Cosa prevede l'accordo quadro tra Israele e Libano

L'accordo quadro non obbliga Israele a ritirarsi immediatamente dal Libano ma prevede un percorso graduale. È previsto, infatti, che inizialmente le Forze Armate Libanesi (LAF) prendano il controllo di due "zone pilota": una a sud del fiume Litani e l'altra a nord. Le LAF avranno il compito di disarmare Hezbollah, smantellare le sue infrastrutture militari e creare le condizioni per la ricostruzione e il ritorno degli abitanti sfollati.

Il meccanismo prevede che le "zone pilota" siano progressivamente estese fino a consentire all'esercito libanese di riprendere il controllo dell'intera zona cuscinetto nel Libano meridionale, profonda circa 10 chilometri.
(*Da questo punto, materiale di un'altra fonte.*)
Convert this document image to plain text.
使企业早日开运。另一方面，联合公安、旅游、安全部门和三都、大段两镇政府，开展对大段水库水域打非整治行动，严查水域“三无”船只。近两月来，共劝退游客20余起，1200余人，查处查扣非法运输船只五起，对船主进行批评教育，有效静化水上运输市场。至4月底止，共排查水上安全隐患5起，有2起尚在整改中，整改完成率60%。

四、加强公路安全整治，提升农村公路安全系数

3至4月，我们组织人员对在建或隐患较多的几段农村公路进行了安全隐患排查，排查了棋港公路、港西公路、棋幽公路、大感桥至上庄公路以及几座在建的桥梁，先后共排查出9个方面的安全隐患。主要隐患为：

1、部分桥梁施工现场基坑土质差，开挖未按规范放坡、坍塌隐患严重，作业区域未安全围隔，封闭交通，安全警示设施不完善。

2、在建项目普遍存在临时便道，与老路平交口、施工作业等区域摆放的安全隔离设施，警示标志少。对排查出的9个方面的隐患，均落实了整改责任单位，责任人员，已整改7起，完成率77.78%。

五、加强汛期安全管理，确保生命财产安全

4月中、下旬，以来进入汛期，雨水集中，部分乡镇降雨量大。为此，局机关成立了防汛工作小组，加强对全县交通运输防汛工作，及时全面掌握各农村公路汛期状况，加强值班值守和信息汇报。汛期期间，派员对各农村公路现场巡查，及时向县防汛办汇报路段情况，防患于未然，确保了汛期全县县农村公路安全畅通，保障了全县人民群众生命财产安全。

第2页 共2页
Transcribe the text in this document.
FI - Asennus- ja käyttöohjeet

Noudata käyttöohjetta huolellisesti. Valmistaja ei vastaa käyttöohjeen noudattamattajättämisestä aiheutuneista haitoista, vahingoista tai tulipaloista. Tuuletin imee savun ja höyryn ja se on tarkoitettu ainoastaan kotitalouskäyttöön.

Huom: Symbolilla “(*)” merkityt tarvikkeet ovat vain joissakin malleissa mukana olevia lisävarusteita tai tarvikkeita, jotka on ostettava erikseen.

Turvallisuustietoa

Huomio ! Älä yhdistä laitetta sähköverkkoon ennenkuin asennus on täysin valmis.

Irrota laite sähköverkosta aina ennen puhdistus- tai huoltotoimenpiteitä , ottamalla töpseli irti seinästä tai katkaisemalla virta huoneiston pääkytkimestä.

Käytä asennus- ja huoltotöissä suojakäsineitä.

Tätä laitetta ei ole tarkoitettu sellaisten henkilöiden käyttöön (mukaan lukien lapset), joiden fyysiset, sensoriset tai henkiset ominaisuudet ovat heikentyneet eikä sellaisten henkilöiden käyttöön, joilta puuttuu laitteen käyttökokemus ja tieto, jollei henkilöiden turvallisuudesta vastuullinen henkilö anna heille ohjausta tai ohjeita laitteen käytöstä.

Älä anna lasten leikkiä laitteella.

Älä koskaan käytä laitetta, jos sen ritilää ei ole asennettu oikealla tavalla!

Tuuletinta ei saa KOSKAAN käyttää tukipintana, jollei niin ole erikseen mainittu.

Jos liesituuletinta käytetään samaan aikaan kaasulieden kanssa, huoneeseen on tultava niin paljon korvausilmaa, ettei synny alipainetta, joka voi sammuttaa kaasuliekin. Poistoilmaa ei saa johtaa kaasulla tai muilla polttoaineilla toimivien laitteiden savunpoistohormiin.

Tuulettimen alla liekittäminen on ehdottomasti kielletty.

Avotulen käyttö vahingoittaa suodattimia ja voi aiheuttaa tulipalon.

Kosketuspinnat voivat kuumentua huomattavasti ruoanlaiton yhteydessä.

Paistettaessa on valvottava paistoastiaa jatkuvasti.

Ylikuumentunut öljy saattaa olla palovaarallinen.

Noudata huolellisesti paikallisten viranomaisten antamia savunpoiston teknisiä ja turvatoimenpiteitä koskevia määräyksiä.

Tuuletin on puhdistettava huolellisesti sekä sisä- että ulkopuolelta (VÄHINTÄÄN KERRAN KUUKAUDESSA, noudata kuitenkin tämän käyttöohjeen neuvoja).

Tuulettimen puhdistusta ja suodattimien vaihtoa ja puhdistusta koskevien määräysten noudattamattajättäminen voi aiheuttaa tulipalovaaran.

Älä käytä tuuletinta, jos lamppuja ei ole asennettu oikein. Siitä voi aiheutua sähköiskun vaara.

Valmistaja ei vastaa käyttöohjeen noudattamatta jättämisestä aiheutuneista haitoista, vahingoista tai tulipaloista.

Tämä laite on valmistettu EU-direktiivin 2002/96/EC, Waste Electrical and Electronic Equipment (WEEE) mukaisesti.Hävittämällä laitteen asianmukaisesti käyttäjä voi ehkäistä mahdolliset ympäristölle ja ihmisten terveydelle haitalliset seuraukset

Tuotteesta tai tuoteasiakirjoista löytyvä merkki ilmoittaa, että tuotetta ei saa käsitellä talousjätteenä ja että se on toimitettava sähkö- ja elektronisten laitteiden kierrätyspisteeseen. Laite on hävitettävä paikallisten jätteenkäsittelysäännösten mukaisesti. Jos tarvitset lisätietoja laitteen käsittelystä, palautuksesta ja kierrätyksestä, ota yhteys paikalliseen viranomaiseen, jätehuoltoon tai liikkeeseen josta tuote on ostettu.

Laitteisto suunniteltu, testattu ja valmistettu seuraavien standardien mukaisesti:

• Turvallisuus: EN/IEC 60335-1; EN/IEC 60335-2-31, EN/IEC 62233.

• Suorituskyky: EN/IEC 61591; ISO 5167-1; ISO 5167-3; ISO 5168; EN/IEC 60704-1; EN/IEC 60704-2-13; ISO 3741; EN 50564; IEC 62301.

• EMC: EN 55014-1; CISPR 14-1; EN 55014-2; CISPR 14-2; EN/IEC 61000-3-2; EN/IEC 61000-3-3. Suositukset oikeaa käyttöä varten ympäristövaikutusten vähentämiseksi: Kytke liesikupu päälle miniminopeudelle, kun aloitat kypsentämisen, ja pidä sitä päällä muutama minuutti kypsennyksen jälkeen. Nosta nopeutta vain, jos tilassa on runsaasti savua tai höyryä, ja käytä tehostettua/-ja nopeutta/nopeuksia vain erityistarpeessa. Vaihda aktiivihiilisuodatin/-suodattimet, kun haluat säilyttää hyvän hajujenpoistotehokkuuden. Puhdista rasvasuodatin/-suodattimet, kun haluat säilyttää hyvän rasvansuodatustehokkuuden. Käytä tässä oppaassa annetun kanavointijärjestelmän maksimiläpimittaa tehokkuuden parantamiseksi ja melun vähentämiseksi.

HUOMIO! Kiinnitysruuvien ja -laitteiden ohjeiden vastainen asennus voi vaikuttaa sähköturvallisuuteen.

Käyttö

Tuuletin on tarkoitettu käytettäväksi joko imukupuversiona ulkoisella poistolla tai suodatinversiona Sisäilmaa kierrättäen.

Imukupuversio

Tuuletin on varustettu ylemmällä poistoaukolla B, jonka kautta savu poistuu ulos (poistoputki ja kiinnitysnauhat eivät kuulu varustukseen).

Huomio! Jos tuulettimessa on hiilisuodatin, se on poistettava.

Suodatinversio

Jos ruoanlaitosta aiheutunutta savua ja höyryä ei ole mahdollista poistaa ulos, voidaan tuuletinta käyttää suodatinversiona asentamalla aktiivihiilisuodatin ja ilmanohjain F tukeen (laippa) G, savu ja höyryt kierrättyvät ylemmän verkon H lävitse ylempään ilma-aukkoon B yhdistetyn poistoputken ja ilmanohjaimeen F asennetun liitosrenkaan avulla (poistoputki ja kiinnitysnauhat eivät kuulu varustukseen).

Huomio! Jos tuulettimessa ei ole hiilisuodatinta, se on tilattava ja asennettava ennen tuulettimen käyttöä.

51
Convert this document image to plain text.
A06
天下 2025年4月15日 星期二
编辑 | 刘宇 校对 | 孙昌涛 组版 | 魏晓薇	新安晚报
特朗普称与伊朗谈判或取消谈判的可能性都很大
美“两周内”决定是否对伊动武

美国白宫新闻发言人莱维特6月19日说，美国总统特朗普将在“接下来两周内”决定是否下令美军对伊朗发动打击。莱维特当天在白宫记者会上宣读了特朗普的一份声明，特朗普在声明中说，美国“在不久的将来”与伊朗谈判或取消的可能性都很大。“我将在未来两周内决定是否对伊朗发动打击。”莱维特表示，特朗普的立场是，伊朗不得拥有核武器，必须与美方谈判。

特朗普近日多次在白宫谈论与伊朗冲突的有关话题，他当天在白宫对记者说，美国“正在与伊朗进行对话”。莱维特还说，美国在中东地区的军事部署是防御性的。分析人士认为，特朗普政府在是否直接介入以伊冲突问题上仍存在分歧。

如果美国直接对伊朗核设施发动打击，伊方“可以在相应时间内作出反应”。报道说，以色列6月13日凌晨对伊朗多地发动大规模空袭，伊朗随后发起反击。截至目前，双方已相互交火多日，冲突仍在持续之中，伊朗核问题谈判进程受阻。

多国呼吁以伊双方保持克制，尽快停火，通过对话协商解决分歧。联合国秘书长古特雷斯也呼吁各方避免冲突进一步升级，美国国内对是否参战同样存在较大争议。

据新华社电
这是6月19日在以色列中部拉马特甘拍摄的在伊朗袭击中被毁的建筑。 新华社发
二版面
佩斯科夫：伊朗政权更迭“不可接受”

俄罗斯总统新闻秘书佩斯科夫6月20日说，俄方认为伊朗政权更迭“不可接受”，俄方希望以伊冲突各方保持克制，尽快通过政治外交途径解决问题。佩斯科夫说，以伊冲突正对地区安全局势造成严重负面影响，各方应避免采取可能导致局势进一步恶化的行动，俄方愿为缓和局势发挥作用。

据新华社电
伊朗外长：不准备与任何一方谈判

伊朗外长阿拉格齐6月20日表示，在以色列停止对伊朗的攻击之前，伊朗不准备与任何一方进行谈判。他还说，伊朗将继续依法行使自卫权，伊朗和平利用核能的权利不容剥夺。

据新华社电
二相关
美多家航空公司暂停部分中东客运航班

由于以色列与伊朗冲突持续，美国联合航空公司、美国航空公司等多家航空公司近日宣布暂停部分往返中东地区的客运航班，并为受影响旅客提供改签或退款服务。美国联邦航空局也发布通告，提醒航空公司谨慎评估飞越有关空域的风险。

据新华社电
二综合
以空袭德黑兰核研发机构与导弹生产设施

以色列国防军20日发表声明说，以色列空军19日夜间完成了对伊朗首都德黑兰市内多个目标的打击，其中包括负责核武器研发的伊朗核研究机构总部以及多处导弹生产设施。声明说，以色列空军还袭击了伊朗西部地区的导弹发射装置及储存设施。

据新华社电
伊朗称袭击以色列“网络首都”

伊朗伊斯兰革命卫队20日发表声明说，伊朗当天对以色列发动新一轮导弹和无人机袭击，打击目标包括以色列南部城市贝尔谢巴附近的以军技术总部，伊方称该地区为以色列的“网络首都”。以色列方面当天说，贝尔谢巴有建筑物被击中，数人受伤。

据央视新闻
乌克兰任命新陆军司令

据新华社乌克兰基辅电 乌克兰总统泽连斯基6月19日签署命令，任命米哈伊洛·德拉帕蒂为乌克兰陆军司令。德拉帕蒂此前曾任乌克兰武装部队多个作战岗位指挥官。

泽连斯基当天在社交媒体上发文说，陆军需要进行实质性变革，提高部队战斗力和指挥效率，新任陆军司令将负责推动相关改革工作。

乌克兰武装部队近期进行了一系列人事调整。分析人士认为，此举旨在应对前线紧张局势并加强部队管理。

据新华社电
L'attuazione del piano sarà monitorata da un gruppo trilaterale di coordinamento militare.

Per diversi osservatori, l'accordo quadro rappresenta una potenziale svolta negli sforzi per ridurre le tensioni e favorire una de-escalation del conflitto. Hezbollah respinge l'accordo quadro.

L’accordo quadro tra Israele e Libano rappresenta un tentativo significativo di ridurre le tensioni lungo uno dei fronti più instabili del Medio Oriente. Tuttavia, la sua efficacia dipenderà dalla capacità delle parti di rispettare gli impegni assunti e di tradurre le intese politiche in misure concrete sul terreno.

Da marzo oltre 4mila persone hanno perso la vita e più di un milione di persone sono state sfollate.